Principles for Greatest Success (and Least Frustration)

  • Use these principles to ensure your worker code will function as expected, is observable, and can be debugged:

    • Keep the function stateless; there should be no communication between tasks.

    • Handle all exceptions at the top level; if the program has to exit, be sure to return the appropriate status.

    • Return informative result messages to ease observation and debugging.

    • Clean up temporary files.

    • Release any system resources that will not automatically be released on process termination.

    • Log errors with sufficient context, such as complete tracebacks.

  • Test your worker code in a local environment before attempting to run it on the cloud. This can be done by running the worker code directly with python <my_worker.py> using command line options to specify the needed parameters, including the use of a local task file:

    python my_worker.py --task-file my_tasks.json
    

    You can also simulate a spot termination notice and subsequent forced shutdown of the compute instance.

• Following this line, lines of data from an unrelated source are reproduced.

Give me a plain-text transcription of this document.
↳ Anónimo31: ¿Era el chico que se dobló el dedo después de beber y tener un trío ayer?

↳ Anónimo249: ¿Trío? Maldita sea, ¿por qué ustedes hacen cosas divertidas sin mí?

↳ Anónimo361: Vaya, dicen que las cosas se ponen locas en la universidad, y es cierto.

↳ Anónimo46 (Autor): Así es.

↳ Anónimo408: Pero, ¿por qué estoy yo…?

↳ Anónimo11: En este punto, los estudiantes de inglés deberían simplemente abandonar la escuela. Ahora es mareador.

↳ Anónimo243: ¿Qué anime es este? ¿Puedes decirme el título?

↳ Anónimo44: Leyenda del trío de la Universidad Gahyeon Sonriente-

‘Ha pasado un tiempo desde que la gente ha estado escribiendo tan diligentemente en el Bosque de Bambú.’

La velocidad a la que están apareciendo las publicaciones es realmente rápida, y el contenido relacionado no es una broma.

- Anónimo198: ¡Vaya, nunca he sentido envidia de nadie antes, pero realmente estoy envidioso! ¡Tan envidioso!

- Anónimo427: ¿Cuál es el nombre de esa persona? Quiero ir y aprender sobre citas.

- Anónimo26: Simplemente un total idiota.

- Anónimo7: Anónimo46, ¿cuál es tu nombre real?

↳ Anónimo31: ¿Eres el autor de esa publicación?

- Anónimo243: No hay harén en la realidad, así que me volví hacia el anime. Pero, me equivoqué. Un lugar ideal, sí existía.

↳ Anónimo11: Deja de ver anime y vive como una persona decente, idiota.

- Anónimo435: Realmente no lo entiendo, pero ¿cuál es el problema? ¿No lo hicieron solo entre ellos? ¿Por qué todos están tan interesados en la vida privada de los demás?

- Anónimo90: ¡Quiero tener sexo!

  • When first testing in the cloud, use a single, cheap instance that runs only a single task a time. Specifying a small number of CPUs will automatically choose the cheapest option:

    cloud_tasks run --task-file my_tasks.json --max-cpu 1 --max-instances 1
    
  • When developing the startup script, use the console logging system for the given provider to watch the commands being executed to make sure the script is executing as expected.

  • If you are copying data to the instance to be shared amoung all tasks, either do it during the startup script or allow your tasks to do it on-demand in a multi-processor-safe manner.

  • If you want to preload large amounts of data, you can instead create custom a boot image that already has the data loaded on the boot disk.

  • When writing results to a file, be sure to separate them in a way that makes them specific to the current task. The FileCache package <https://rms-filecache.readthedocs.io/> is a good way to do this, using the unique Task ID as the name of the cache.

  • Always specify one or more boot disk types that you are willing to use. If you don’t, the cheapest type will be chosen, which may be a slow HDD.